Özgürlük Ne Demektir? Rousseau mu Haklı, Nietzsche mi? Rousseau’ya göre insanlar doğuştan özgürdür. Ve zamanla toplum, kurallar, yasalar, gelenekler vb. insanı kısıtlar. Kolay örneklerden biri ise okula gitmek zorunda olmamız, ve bunun ile birlikte bazı saatlerde dışarı çıkamayışımız, bazı şeyleri yapmamız yasak olması. Gerçekten de düşündüğümüzde, hayatımızda Rousseau’nun dediği gibi bir çok zincir bulunabilir. Rousseau’nun dediği gibi bu zincirler bizi sınırlıyor olabilir.
Rousseau’nun aksine Nietzsche özgürlüğe farklı bir yerden pencereden bakarak özgürlüğe sorumluluk almayı bilmek diyot. Ona göre özgür olmak, sadece “Ben istediğimi yaparım.” demek değil, bu özgürlük tanımı için yetersiz. Eğer özgür olmak istiyorsak yaptıklarımızın sonucunu da kabul etmeliyiz, sorumluluk alarak ayağımızı yorgana göre uzatmalıyız. Mesela ders çalışmazsak kötü not alırız. Bunu bilerek çalışmayı seçiyorsak, bu bizim özgür kararımızdır. Ama hem çalışmayıp hem de suçlamaya başkalarını kalkarsak, bu Nietzsche’nin düşüncesine göre gerçek özgürlük değildir.
Her ne kadar ikisi de çok haklı olsa, eğer kişi, istisnasız ve gerçekten özgür olabilse idi, özgürlük diye bir kavrama ihtiyaç kalmazdı diye düşünüyorum. Buna irade diyebilirdik, çünkü, işin sonunda bu bizim seçeneğimiz. Bir eylem yada objeyi seçebilme lüksüne özgür olduğumuz için değil, bunu yapabildiğimiz için ve bizim aksiyonlarımızın kendimize mahsus olduğundan dolayı kimsenin karışmaması gerektiğinden yapabiliriz.

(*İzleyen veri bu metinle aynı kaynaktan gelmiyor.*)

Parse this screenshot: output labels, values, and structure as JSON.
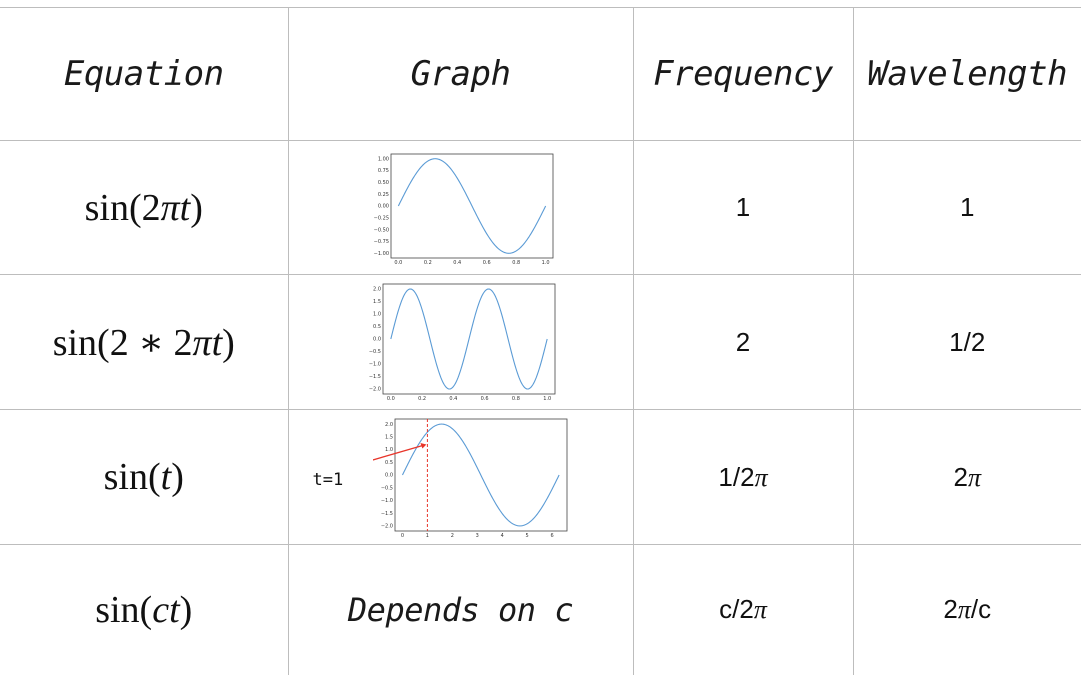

Günün sonunda, yaptığın olay kötü olsa bile, hala insanlar şuan olduğu gibi kendilerini bahanelerle savunup avutabilecekler. Sadece ben özgürüm demek yerine yapabiliyordum yaptım diyecekler. Çok bir fark yok ama özgürlük tanımını kullanmak kişiye bir sınır ve sorumluluk bağlar. Sen istediğin derecede özgürlüğe ulaşamazsan da kargaşa çıkarırsın, genel olarak dünya böyle işler. Belki de bu özgürlüğümüzün bize verdiği sorumluluktan kaçmak için yüzyıllardır başkalarının özgürlüğüne el koyuyoruzdur. Buna özgürlük demeden akış değişebilir, bu denendi mi bilmiyorum, fakat yakın zamanda olabileceği mümkün. Sisteme göre nasıl bir şekil verilir onu da bilmem mümkün değil.
Kısaca düşüncem, Nietzsche ve Rousseau haklı oldukları kadar haksızlar da. Olaya, yere, zamana göre değişebilir ve bağımlı düşünceler bunlar.